Скрипнули ворота, раздвинулись немного, потом приоткрылись шире. Какая-то женщина вышла из темноты. Увидев раненого, она наклонилась над ним и спросила:

— Это ты?

Человек, лежавший на мостовой, повернул к ней лицо.

— Мама, — прошептал он, — за что?

Она подняла голову, повернула неподвижное лицо к темным фигурам, стоявшим неподалеку.

— Вези его в больницу! — приказал эсэсовец.

— Кто это сделал? — спросила женщина.

— Уже комендантский час, — ответил эсэсовец.

— Кто это сделал? — повторила женщина.

— Ты что, не понимаешь, что тебе говорят?! — заорал немец. — Тащи его в больницу!

— Зачем?

— Старая кляча! Чтобы его перевязали!

Женщина обняла раненого и попыталась поднять. Сын взглянул на нее:

— Подожди, — шепнул он. — Я сам. — Он попробовал встать, но бессильно выдохнул: Не могу…

Мать наклонила тележку, придержала опущенное дышло, и он вскарабкался на платформу. Тележка была небольшая, и ноги его повисли в воздухе. Женщина схватила лямку, надела ее на себя и повернулась вместе с тележкой к склону. Только теперь она заметила на мостовой большое темное пятно.

— В больницу! — приказал эсэсовец.

Улица сбегала вниз. Женщина смерила взглядом крутизну и стала спускаться. Сзади напирала тележка, на которой лежало тяжелое тело сына. Женщина оглянулась, ноги раненого бессильно болтались, по камням волочились лямки упряжи, и все, что происходило потом, было необыкновенно странным. Тысячи раз виденная улица казалась неведомой страной, по которой катилась тележка с ее сыном. «Я не удержу тележку, — подумала она. — Скажу ему, чтобы встал».

— Какой ты тяжелый, — сказала она, не поворачивая головы. Не услышав ответа, она остановилась и, не выпуская дышла из рук, чтобы не потерять равновесия, оглянулась. Лицо раненого посерело.

— Подожди, я встану. — Он попытался приподняться на локте, но тут же, обессиленный, упал на доски. — Нет, не могу, мама. Не могу…

Эсэсовцы, шедшие сзади, нетерпеливо подгоняли ее криками.

— Нет, ты совсем не тяжелый, — сказала она и двинулась вперед.

— Ты хотела сказать мне что-то другое, — ответил тихо сын.

— Нет, ничего.

— Ты хотела сказать другое, но ты такая добрая…

— Нет, сынок, я ничего не хотела сказать. — И, помолчав немного, спросила, перебивая грохот колес: Очень больно?

— Нет, совсем не больно.

Измученная, она хотела остановиться, она уже не могла сдержать напор тяжелой тележки. Она чувствовала, что ей обязательно надо остановиться хоть на минуту, чтобы передохнуть, но уклон заставлял ее бежать. Только у подножья холма тележка остановилась.

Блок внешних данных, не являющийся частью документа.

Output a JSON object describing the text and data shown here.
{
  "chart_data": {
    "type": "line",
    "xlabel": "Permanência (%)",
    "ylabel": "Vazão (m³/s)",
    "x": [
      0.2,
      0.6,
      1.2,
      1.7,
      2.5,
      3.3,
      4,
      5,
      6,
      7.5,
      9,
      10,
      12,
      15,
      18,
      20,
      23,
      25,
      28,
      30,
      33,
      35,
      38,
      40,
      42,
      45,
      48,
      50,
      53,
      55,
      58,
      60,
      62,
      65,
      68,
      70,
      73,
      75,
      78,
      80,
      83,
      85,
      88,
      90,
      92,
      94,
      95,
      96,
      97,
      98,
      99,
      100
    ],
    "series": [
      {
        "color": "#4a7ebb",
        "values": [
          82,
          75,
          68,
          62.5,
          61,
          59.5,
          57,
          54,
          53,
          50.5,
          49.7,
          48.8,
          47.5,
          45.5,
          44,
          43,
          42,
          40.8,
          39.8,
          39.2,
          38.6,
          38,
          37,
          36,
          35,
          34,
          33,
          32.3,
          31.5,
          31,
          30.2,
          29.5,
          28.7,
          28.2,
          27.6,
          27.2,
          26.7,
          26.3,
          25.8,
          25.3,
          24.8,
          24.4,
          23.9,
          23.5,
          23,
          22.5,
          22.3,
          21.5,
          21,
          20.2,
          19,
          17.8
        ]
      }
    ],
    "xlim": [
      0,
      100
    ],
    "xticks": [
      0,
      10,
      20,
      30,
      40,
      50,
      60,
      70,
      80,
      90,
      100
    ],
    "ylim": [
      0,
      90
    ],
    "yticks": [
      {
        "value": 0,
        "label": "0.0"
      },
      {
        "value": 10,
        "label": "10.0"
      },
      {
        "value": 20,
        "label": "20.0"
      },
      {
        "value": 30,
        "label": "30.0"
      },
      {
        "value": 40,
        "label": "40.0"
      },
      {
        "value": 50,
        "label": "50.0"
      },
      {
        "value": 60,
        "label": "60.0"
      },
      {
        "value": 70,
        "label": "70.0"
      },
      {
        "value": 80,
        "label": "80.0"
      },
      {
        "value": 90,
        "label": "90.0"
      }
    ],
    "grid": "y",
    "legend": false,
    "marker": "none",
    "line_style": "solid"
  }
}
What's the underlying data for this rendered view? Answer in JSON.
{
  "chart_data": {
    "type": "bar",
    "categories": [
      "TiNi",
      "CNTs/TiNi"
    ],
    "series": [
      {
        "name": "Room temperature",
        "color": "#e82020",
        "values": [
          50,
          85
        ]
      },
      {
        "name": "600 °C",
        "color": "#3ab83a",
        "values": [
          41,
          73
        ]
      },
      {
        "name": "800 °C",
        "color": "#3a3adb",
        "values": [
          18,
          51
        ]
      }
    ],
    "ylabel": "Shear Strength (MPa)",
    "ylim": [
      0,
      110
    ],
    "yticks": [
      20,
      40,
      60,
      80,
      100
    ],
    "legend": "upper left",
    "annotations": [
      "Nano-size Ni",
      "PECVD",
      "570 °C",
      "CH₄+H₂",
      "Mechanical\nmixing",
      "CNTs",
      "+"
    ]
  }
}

— Уже близко, — сказала она.

— Да, мама.

— Тебе не больно, сынок?

— Нет.

Она молча тащила тележку по темным улицам. Эсэсовцы шли сзади и, встречая патруль, всякий раз со смехом что-то объясняли солдатам.

— А вы-то зачем их провожаете? — спросил какой-то солдат.

— Зачем! Да чтобы никто не задержал их! — ответил эсэсовец и крикнул женщине:

— Далеко еще до больницы?

— Нет, близко.

Она тяжело шагала, наклонившись вперед. Натянутая лямка, охватывавшая худые старческие плечи, иногда вдруг опадала, становилась снова гибкой, и тело матери на мгновение переставало чувствовать тяжесть. Но в ту же секунду до ее сознания доходило, что тележка останавливается, и тогда, охваченная безумным порывом, полная самозабвения, она бросалась вперед, чтобы снова почувствовать тяжесть, отдать до конца свои гаснущие силы. «Уже недалеко, уже близко», — твердила она и, подняв голову, мерила взглядом расстояние.

— Как темно, — сказала она сыну, не поворачивая головы.